The film was released and restored to its full length on DVD in 2005.

==Awards==
The film was nominated for the Academy Award for Best Picture. Alice Brady won the Oscar for Best Actress in a Supporting Role. She was the first person to win the Supporting Oscar after being nominated in the prior year. The film was also nominated in the categories of Music (Scoring), Sound Recording (E. H. Hansen), and Writing (Original Story), and won for Assistant Director (Robert D. Webb).

==Historical accuracy==
Despite crediting the Chicago Historical Society for assistance with historical research, much of the film is fictionalized. The area known as "the Patch" did exist as a predominantly Irish neighbourhood, and was associated with crime, as portrayed in the film. In the years before the film was made it had been supplanted by the Levee, an area renowned for its corrupt politicians, known as the Gray Wolves, whose deeds resemble those of the characters in the film.

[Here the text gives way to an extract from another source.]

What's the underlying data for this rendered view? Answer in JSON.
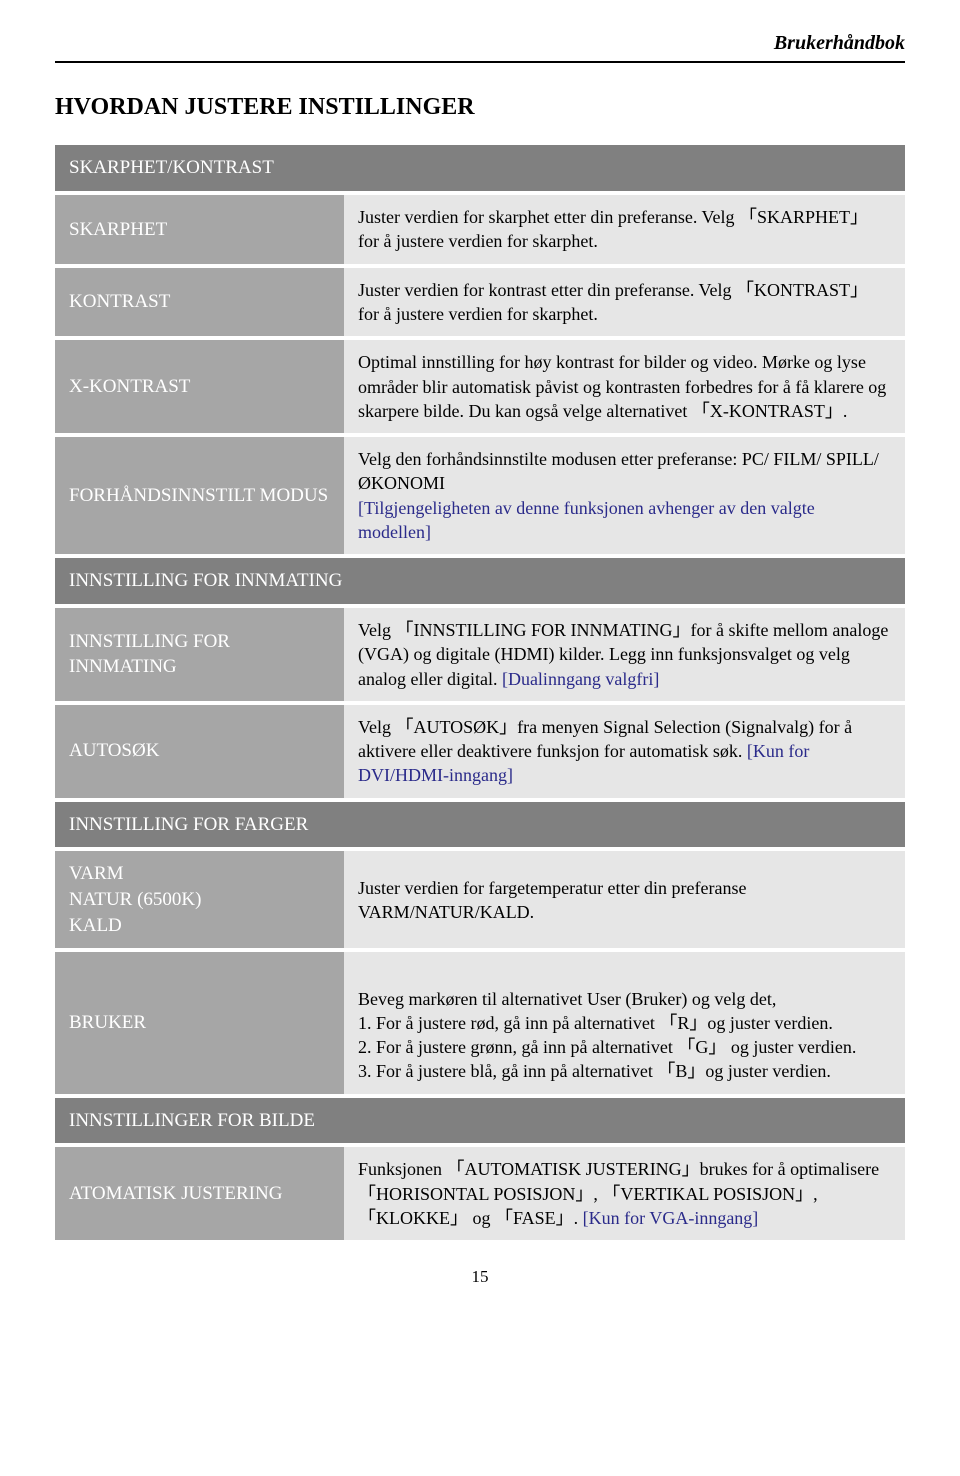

The portrayal of the O'Leary family is largely fictitious down to the names of the characters. Mrs. O'Leary's name was Catherine, not Molly. The O'Learys had two children, one son and one daughter. In the movie there are three sons. Her only son was named James Patrick O'Leary. The daughter was named Anna. Their father Patrick O'Leary did not die in 1854 as a result of an accident involving his horses. He died in 1894. Mrs. O'Leary did not run her own "French Laundry" out of their house.

The Mayor of Chicago in 1871 was Roswell B. Mason, not an O'Leary son. However, Mason was elected on a reform ticket like the fictional Jack and took similar measures to deal with the fire. Mrs. O'Leary's son James Patrick did achieve success as a gambler and saloon owner comparable to that of Dion in the film.